To understand the origin of this local chemical inhomogeneity, the researchers combined atomic-scale charge density imaging with electron energy-loss spectroscopy. These measurements revealed intrinsic bonding differences between the central and outer layers in Bi2Te3 (Fig. 2). The outer-layer Te atoms exhibit stronger negative charge characteristics, whereas the central-layer Te atoms show distinct charge distributions and chemical shifts, indicating that the Bi–Te bond in the central layer is more covalent while the outer-layer bond is more ionic. This finding provides the first direct atomic-scale experimental evidence for a theoretical prediction proposed more than sixty years ago regarding bonding disparity in Bi2Te3. Owing to these layer-dependent differences in bonding energy and electronic character, the more electronegative Se atoms preferentially substitute the central Te(2) sites during alloying, thereby lowering the formation energy and stabilizing the observed chemical inhomogeneity. First-principles calculations combined with thermodynamic modeling further show that the spatial distribution of Se atoms is governed by the competition between formation enthalpy and configurational entropy. The experimentally observed distribution corresponds to thermodynamic equilibrium at the synthesis temperature, indicating that the chemical inhomogeneity in Bi2Te3-xSex arises from the combined effect of bonding disparity and finite-temperature thermodynamics.
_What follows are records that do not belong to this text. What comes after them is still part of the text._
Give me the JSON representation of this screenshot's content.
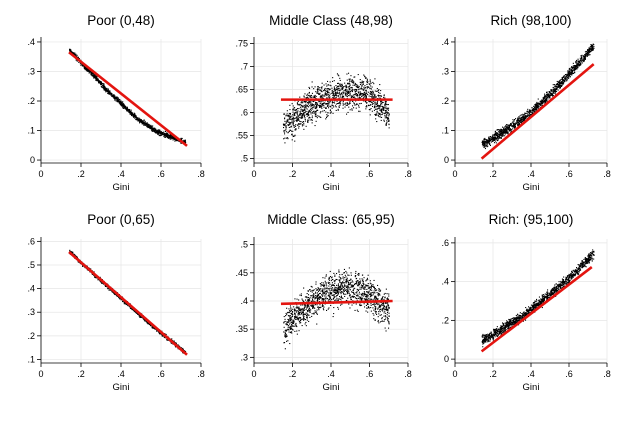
{
  "chart_data": [
    {
      "type": "scatter",
      "title": "Poor (0,48)",
      "xlabel": "Gini",
      "ylabel": "",
      "xlim": [
        0,
        0.8
      ],
      "ylim": [
        -0.01,
        0.41
      ],
      "xticks": [
        0,
        0.2,
        0.4,
        0.6,
        0.8
      ],
      "xtick_labels": [
        "0",
        ".2",
        ".4",
        ".6",
        ".8"
      ],
      "yticks": [
        0,
        0.1,
        0.2,
        0.3,
        0.4
      ],
      "ytick_labels": [
        "0",
        ".1",
        ".2",
        ".3",
        ".4"
      ],
      "grid": true,
      "scatter_points": [
        [
          0.14,
          0.375
        ],
        [
          0.17,
          0.353
        ],
        [
          0.22,
          0.315
        ],
        [
          0.27,
          0.282
        ],
        [
          0.32,
          0.243
        ],
        [
          0.36,
          0.218
        ],
        [
          0.4,
          0.193
        ],
        [
          0.44,
          0.166
        ],
        [
          0.48,
          0.142
        ],
        [
          0.52,
          0.124
        ],
        [
          0.56,
          0.106
        ],
        [
          0.6,
          0.092
        ],
        [
          0.64,
          0.082
        ],
        [
          0.68,
          0.072
        ],
        [
          0.72,
          0.062
        ]
      ],
      "scatter_spread": 0.008,
      "fit_line": {
        "x": [
          0.14,
          0.73
        ],
        "y": [
          0.365,
          0.048
        ],
        "color": "#e3140f"
      }
    },
    {
      "type": "scatter",
      "title": "Middle Class (48,98)",
      "xlabel": "Gini",
      "ylabel": "",
      "xlim": [
        0,
        0.8
      ],
      "ylim": [
        0.49,
        0.76
      ],
      "xticks": [
        0,
        0.2,
        0.4,
        0.6,
        0.8
      ],
      "xtick_labels": [
        "0",
        ".2",
        ".4",
        ".6",
        ".8"
      ],
      "yticks": [
        0.5,
        0.55,
        0.6,
        0.65,
        0.7,
        0.75
      ],
      "ytick_labels": [
        ".5",
        ".55",
        ".6",
        ".65",
        ".7",
        ".75"
      ],
      "grid": true,
      "scatter_points": [
        [
          0.15,
          0.565
        ],
        [
          0.2,
          0.585
        ],
        [
          0.25,
          0.605
        ],
        [
          0.3,
          0.618
        ],
        [
          0.35,
          0.628
        ],
        [
          0.4,
          0.635
        ],
        [
          0.45,
          0.642
        ],
        [
          0.5,
          0.645
        ],
        [
          0.55,
          0.645
        ],
        [
          0.6,
          0.64
        ],
        [
          0.65,
          0.62
        ],
        [
          0.7,
          0.59
        ]
      ],
      "scatter_spread": 0.035,
      "fit_line": {
        "x": [
          0.14,
          0.72
        ],
        "y": [
          0.628,
          0.628
        ],
        "color": "#e3140f"
      }
    },
    {
      "type": "scatter",
      "title": "Rich (98,100)",
      "xlabel": "Gini",
      "ylabel": "",
      "xlim": [
        0,
        0.8
      ],
      "ylim": [
        -0.01,
        0.41
      ],
      "xticks": [
        0,
        0.2,
        0.4,
        0.6,
        0.8
      ],
      "xtick_labels": [
        "0",
        ".2",
        ".4",
        ".6",
        ".8"
      ],
      "yticks": [
        0,
        0.1,
        0.2,
        0.3,
        0.4
      ],
      "ytick_labels": [
        "0",
        ".1",
        ".2",
        ".3",
        ".4"
      ],
      "grid": true,
      "scatter_points": [
        [
          0.14,
          0.055
        ],
        [
          0.2,
          0.075
        ],
        [
          0.25,
          0.095
        ],
        [
          0.3,
          0.115
        ],
        [
          0.35,
          0.14
        ],
        [
          0.4,
          0.165
        ],
        [
          0.45,
          0.195
        ],
        [
          0.5,
          0.225
        ],
        [
          0.55,
          0.26
        ],
        [
          0.6,
          0.295
        ],
        [
          0.65,
          0.33
        ],
        [
          0.7,
          0.37
        ],
        [
          0.73,
          0.39
        ]
      ],
      "scatter_spread": 0.016,
      "fit_line": {
        "x": [
          0.14,
          0.73
        ],
        "y": [
          0.005,
          0.325
        ],
        "color": "#e3140f"
      }
    },
    {
      "type": "scatter",
      "title": "Poor (0,65)",
      "xlabel": "Gini",
      "ylabel": "",
      "xlim": [
        0,
        0.8
      ],
      "ylim": [
        0.085,
        0.61
      ],
      "xticks": [
        0,
        0.2,
        0.4,
        0.6,
        0.8
      ],
      "xtick_labels": [
        "0",
        ".2",
        ".4",
        ".6",
        ".8"
      ],
      "yticks": [
        0.1,
        0.2,
        0.3,
        0.4,
        0.5,
        0.6
      ],
      "ytick_labels": [
        ".1",
        ".2",
        ".3",
        ".4",
        ".5",
        ".6"
      ],
      "grid": true,
      "scatter_points": [
        [
          0.14,
          0.56
        ],
        [
          0.2,
          0.51
        ],
        [
          0.26,
          0.465
        ],
        [
          0.32,
          0.42
        ],
        [
          0.38,
          0.375
        ],
        [
          0.44,
          0.33
        ],
        [
          0.5,
          0.285
        ],
        [
          0.56,
          0.24
        ],
        [
          0.62,
          0.2
        ],
        [
          0.67,
          0.165
        ],
        [
          0.72,
          0.13
        ]
      ],
      "scatter_spread": 0.008,
      "fit_line": {
        "x": [
          0.14,
          0.73
        ],
        "y": [
          0.555,
          0.12
        ],
        "color": "#e3140f"
      }
    },
    {
      "type": "scatter",
      "title": "Middle Class: (65,95)",
      "xlabel": "Gini",
      "ylabel": "",
      "xlim": [
        0,
        0.8
      ],
      "ylim": [
        0.29,
        0.51
      ],
      "xticks": [
        0,
        0.2,
        0.4,
        0.6,
        0.8
      ],
      "xtick_labels": [
        "0",
        ".2",
        ".4",
        ".6",
        ".8"
      ],
      "yticks": [
        0.3,
        0.35,
        0.4,
        0.45,
        0.5
      ],
      "ytick_labels": [
        ".3",
        ".35",
        ".4",
        ".45",
        ".5"
      ],
      "grid": true,
      "scatter_points": [
        [
          0.15,
          0.35
        ],
        [
          0.2,
          0.37
        ],
        [
          0.25,
          0.385
        ],
        [
          0.3,
          0.398
        ],
        [
          0.35,
          0.41
        ],
        [
          0.4,
          0.418
        ],
        [
          0.45,
          0.425
        ],
        [
          0.5,
          0.425
        ],
        [
          0.55,
          0.42
        ],
        [
          0.6,
          0.41
        ],
        [
          0.65,
          0.398
        ],
        [
          0.7,
          0.38
        ]
      ],
      "scatter_spread": 0.03,
      "fit_line": {
        "x": [
          0.14,
          0.72
        ],
        "y": [
          0.395,
          0.4
        ],
        "color": "#e3140f"
      }
    },
    {
      "type": "scatter",
      "title": "Rich: (95,100)",
      "xlabel": "Gini",
      "ylabel": "",
      "xlim": [
        0,
        0.8
      ],
      "ylim": [
        -0.02,
        0.62
      ],
      "xticks": [
        0,
        0.2,
        0.4,
        0.6,
        0.8
      ],
      "xtick_labels": [
        "0",
        ".2",
        ".4",
        ".6",
        ".8"
      ],
      "yticks": [
        0,
        0.2,
        0.4,
        0.6
      ],
      "ytick_labels": [
        "0",
        ".2",
        ".4",
        ".6"
      ],
      "grid": true,
      "scatter_points": [
        [
          0.14,
          0.1
        ],
        [
          0.2,
          0.13
        ],
        [
          0.25,
          0.16
        ],
        [
          0.3,
          0.19
        ],
        [
          0.35,
          0.22
        ],
        [
          0.4,
          0.26
        ],
        [
          0.45,
          0.3
        ],
        [
          0.5,
          0.34
        ],
        [
          0.55,
          0.38
        ],
        [
          0.6,
          0.42
        ],
        [
          0.65,
          0.47
        ],
        [
          0.7,
          0.52
        ],
        [
          0.73,
          0.55
        ]
      ],
      "scatter_spread": 0.025,
      "fit_line": {
        "x": [
          0.14,
          0.72
        ],
        "y": [
          0.04,
          0.475
        ],
        "color": "#e3140f"
      }
    }
  ],
  "colors": {
    "points": "#000000",
    "fit": "#e3140f",
    "grid": "#e6e6e6",
    "axis": "#000000"
  }
}
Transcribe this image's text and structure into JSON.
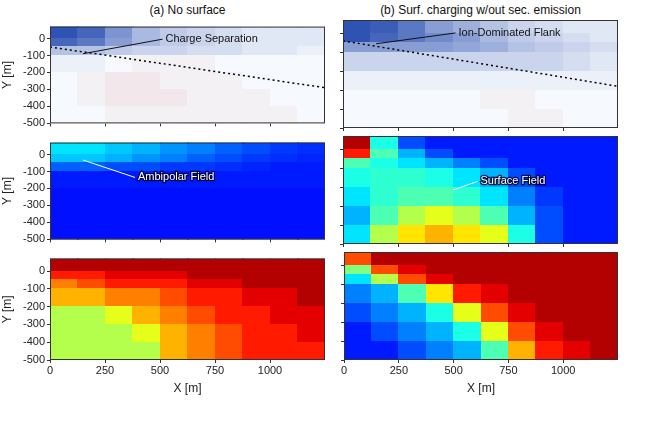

Figure 2. Atomic-scale analysis of bonding disparity in Bi2Te3.
The study reveals that this atomic-scale chemical inhomogeneity directly governs thermoelectric properties. As the degree of Se enrichment in the central layer varies, the bonding polarity, band gap, and Seebeck coefficient evolve in a correlated manner (Fig. 3); larger differences in Se concentration between the central and outer layers lead to stronger bonding polarity, a wider band gap, and a higher Seebeck coefficient. Based on these relationships, the researchers established the first quantitative model linking atomic-scale site occupancy with macroscopic thermoelectric transport properties, enabling cross-scale prediction from electron microscopy observations to macroscopic transport parameters.

Figure 3. Quantitative relationship between local chemical inhomogeneity and electronic transport properties in Bi2Te3-xSex.
This work establishes a comprehensive cross-scale mechanism connecting atomic structure, chemical bonding, electronic structure, and transport properties in Bi2Te3-based thermoelectric materials. The findings not only provide new theoretical guidance for the design of high-performance thermoelectric materials, but also offer an important paradigm for understanding structure–property coupling in layered functional materials.
Dr. Wu WANG, Research Assistant Professor at SUSTech (now Associate Professor at Shenzhen Technology University), Dr. Juan CUI from the Institute of Applied Physics and Computational Mathematics, and PhD student Zhongbin WANG from the Department of Physics at SUSTech are co-first authors of the paper. Dr. Wu WANG and Professor Jiaqing HE are the corresponding authors. SUSTech is the lead institution of the study.